The Federal Reserve on March 15 reported that industrial production increased 0.1 percent in February. Before the politicians start celebrating, they should realize that credit goes to the winter weather—which boosted mining and utility production by increasing energy demand—not to their “stimulus.” Indeed, while overall industrial production rose slightly in February, manufacturing fell by 0.2 percent. Meaning, the recovery’s strength remains unimpressive. Consider personal income. According to the Commerce Department, personal income declined in 42 states last year. It rose in just six states and the District of Columbia, where government payments were the driving force.

The statistical appendix to the 2010 Report of the President’s Council of Economic Advisers provides additional insight. In 2008, personal income—which includes wages, salaries, rents, interest, dividends and proprietors’ income, plus government transfer payments—was an estimated $12.2 trillion.

This income is what is available to individuals to purchase consumer goods, pay taxes and save. Personal income is superior to gross domestic product (GDP) as a measure that tells us something about changes in people’s economic well-being as the economy ebbs and flows.

In the fourth quarter of 2007, which the National Bureau of Economic Research has identified as the peak of the previous business expansion, personal income was running at an annual rate of $12.1 trillion.

Personal income reached its peak several months later, in the second quarter of 2008, when it was just under $12.3 trillion at an annualized rate. After three quarters of decline, it reached a trough in the first quarter of 2009 at $11.95 trillion, a 2.8 percent decline. It then rose during the final three quarters of last year, returning to 99.3 percent of its previous quarterly peak—within hailing distance of what some might consider a complete recovery.

But a closer examination of the data tells a less compelling story.

For example, private wages and salaries peaked in the third quarter of 2008 at $5.4 trillion and then fell during the next three quarters to $5.1 trillion. Since then, this component of personal income has regained only a small fraction of its previous loss, ending 2009 at an annual rate of $5.2 trillion: 4.4 percent below the previous quarterly peak.
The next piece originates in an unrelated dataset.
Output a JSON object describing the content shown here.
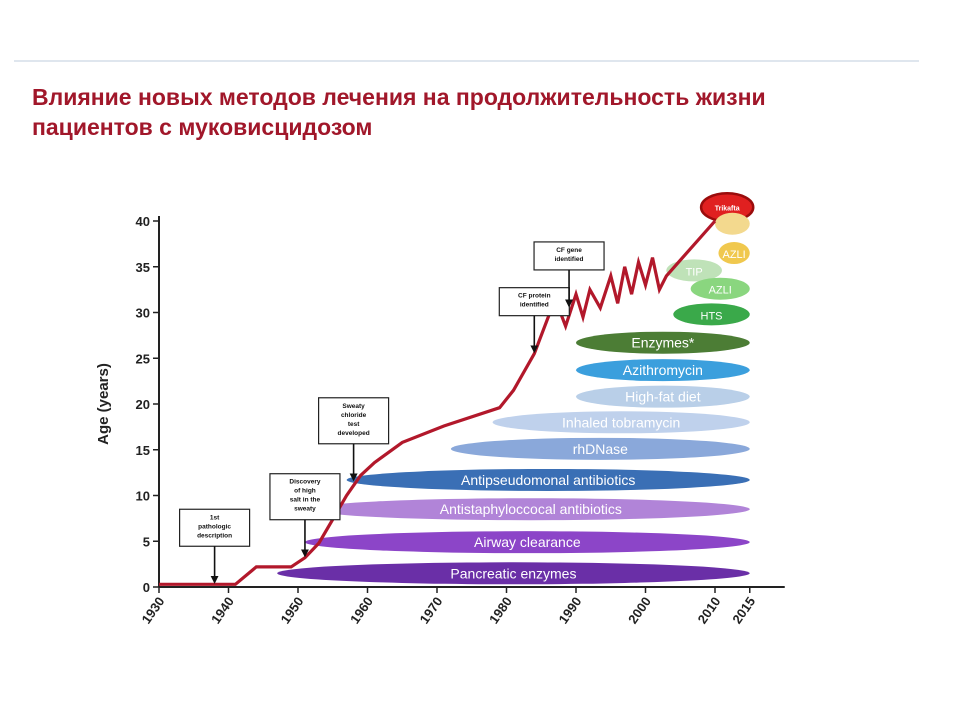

Without a turnaround in private employment, there seems little prospect for a return to the previous high rate of private wage and salary payments.

Several smaller components of personal income also remain substantially below their fourth-quarter 2007 levels. Proprietors’ income—that is, income of unincorporated businesses—was still down by 3.3 percent in the fourth quarter of 2009, and interest-and-dividend income was down by almost 14 percent.

Personal rental income was the exception to the pattern, rising steadily after the first quarter of 2007 and ending up 137 percent higher in the fourth quarter of 2009. This oddity probably reflects the turmoil in the housing market, with many people shifting from owner-occupied housing to rental housing. Although this may be good news for some landlords, it is not a good sign for the overall economy.

Another troubling sign is the increased flow of government transfer payments to individuals. In the fourth quarter of 2007, such transfer payments were running at an annual rate of $1.7 trillion; by the fourth quarter of 2009, they had exceeded $2.1 trillion, a 24 percent increase in just two years.

In 2007, total government transfers to individuals amounted to 14.2 percent of personal income; late in 2009, they constituted 17.5 percent. This rapidly growing dependence on the dole does not suggest a healthy recovery. Indeed, it heralds the exacerbation of what already was a serious problem for the U.S. political economy.

The personal income data show that the recovery has been weaker and less sustainable than many observers have taken it to be. Not all sources of personal income are created equal, and in the present circumstances, not even the rise in personal rental income provides grounds for optimism.

So far, the recovery has been not only “jobless,” but hollow—like a piñata with no candy inside.